Anyway the HBO six parter was very good and obviously covered more ground than the 43 minutes or so on VFC. However there was one key thing that wasn’t brought up by HBO. According to VFC the neighbor in Galveston had connections to the Durst family back east and the theory is that he knew too much. Perhaps the evidence for that was to weak for HBO.
Another interesting dif was that VFC didn’t mention his current wife at all…the one he marrried and threw money at to gain spousal immunity. Perhaps VFC couldn’t pay her enough to gain her cooperation.
First, I’ve no doubt that Durst murdered three people.
That being said, I am curious about the production timeline as presented in The Jinx. For example, The New York Times reports that the filmmakers didn’t notice Durst’s audio in the bathroom until two years after that interview took place. This after a (presumably) earlier instance in which Durst “rehearsed” during a break an answer he was planning to give to Jarecki, not knowing that his mic was hot.
An unrelated comment. I’m a little surprised the LAPD didn’t find that March, 1999 envelope, which bears the incriminating handwriting, so similar to that which appeared on the “cadaver note,” while it was investigating Susan Berman’s murder in December, 2000. Or, if they found it, they didn’t find it compelling. I’ve read that a handwriting analysis was performed in 2003; I suppose the “cadaver note” was compared with then-known samples of Durst’s handwriting (not the March, 1999 envelope, which investigators at the time seem to have been unaware of), but that the results were inconclusive. Did detectives miss this box of papers that ended up in Susan Berman’s stepson’s possession? Or did they see the box’s contents during their investigation but skipped over the March, 1999 letter? I think establishing the provenance of the letter (who discovered it and when? who had it and when?) will be important to Durst’s case.
Finally, that audio from the bathroom was chilling, as was Durst’s earlier uncontainable, visceral reaction to Jarecki’s questioning about the handwriting (the strange burping, which Durst even mentioned to himself), but I suspect an exceptionally adroit and well-paid defense team can spin the phrases Durst muttered off-camera as somewhat less damning than they appear on first hearing.
He’s not convicted yet. There was no real hint of it in this documentary, but you have to wonder how much money has been passed under how many tables to keep Durst out of prison.
This isn’t over until a jury comes in with a verdict.
I think that he’s done for but I can see how a defense would go. Somehow exclude the documentary footage. Chain of custody issues on the envelope. If they allow the bathroom audio say that he meant, “now people will think that I killed them all.”

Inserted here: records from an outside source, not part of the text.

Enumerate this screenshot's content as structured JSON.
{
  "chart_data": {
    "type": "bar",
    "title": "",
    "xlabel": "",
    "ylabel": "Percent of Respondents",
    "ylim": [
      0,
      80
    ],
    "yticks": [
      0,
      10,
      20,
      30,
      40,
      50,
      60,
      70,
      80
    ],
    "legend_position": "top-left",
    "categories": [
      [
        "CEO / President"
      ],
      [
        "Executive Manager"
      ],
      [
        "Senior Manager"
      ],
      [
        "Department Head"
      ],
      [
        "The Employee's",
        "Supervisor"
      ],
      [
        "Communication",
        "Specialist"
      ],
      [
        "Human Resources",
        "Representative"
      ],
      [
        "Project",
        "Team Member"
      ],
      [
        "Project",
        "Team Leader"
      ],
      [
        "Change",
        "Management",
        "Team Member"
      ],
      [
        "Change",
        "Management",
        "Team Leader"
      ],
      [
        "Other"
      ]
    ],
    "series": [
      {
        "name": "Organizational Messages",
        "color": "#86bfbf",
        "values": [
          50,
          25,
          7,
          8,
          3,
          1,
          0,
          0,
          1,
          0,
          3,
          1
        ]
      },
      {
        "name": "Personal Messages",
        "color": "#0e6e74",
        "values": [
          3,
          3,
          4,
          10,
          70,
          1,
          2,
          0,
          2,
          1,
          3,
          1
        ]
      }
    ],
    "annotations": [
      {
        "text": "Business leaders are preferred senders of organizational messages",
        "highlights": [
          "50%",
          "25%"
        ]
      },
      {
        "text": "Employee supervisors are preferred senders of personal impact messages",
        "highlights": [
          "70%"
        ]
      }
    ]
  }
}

The LAPD really fucked the dog on this one. It’s unbelievable that they didn’t go through that box of possessions and that they didn’t compare the Cadaver Note writing to other examples like the rental agreement that the documentations found.
Dumbfuck Durst could have lived free and easy if he never agreed to be interviewed. What possible good could have come from him doing that? I had never heard of the guy prior to the HBO film.